De ce point de vue nos promotions sont relativement équilibrées avec, tous profils confondus, exactement autant de bacheliers S (C ou D pour les plus âgés) que de ES ou B (un peu moins de 32% chacun) et un peu plus de 20% de littéraires (L, A1, A2).

 

La promotion 2010 du premier concours compte plus de 80 % de jeunes femmes. Comment expliquez-vous ce grand déséquilibre ?

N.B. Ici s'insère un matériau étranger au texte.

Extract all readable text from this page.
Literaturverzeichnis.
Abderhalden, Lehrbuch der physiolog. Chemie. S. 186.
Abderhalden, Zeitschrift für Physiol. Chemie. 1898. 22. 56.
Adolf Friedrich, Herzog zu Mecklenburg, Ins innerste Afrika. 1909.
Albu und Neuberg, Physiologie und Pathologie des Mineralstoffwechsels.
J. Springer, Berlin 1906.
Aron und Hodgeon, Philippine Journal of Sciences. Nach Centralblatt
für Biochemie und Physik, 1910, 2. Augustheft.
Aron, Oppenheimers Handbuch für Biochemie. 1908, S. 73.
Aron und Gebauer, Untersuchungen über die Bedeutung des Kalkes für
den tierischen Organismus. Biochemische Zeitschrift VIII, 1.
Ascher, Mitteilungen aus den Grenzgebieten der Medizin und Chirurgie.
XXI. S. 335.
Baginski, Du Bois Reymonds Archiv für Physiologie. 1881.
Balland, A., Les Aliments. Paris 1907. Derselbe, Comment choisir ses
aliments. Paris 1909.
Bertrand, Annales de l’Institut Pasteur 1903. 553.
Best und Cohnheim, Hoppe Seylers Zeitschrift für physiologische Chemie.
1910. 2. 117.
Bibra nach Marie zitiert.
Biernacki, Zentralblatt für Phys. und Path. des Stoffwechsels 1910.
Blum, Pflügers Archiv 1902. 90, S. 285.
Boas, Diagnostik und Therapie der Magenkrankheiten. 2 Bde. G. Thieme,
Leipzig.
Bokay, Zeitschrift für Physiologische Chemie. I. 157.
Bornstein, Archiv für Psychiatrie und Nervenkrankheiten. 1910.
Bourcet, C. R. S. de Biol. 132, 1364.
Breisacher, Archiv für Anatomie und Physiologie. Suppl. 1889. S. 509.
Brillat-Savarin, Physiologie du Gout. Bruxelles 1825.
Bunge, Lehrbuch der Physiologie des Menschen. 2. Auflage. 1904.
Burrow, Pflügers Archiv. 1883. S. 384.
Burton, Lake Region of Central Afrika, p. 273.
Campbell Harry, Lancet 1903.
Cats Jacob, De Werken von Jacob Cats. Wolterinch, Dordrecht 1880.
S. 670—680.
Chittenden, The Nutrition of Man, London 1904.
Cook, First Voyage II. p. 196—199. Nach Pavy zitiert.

C’est une situation qu’on constate dans la plupart des écoles européennes de la magistrature et qui s’explique d’abord parce que les études de droit sont essentiellement féminines. La féminisation de la magistrature ne change en rien la façon dont la justice est rendue mais elle constitue malgré tout un déséquilibre, qu’il est important de s’efforcer de corriger, comme il est important que les conseils d’administration des entreprises ne soient pas essentiellement masculins.

Car plus encore que les autres professions, la magistrature doit s’efforcer de refléter la diversité de la société au nom de qui elle rend la justice. Il n’est bien entendu pas question d’instaurer des quotas comme pour les conseils d’administration des entreprises, mais nous avons entrepris une réflexion pour étudier les fondements sociologiques des représentations de la justice chez les jeunes, afin de pouvoir prendre des mesures pour attirer plus massivement les garçons vers le concours. C’est un travail sur le long terme.

 

Pour favoriser la diversité du recrutement, vous avez créé trois classes préparatoires intégrées ouvertes à des élèves d’origine modeste. Quels sont leurs résultats ?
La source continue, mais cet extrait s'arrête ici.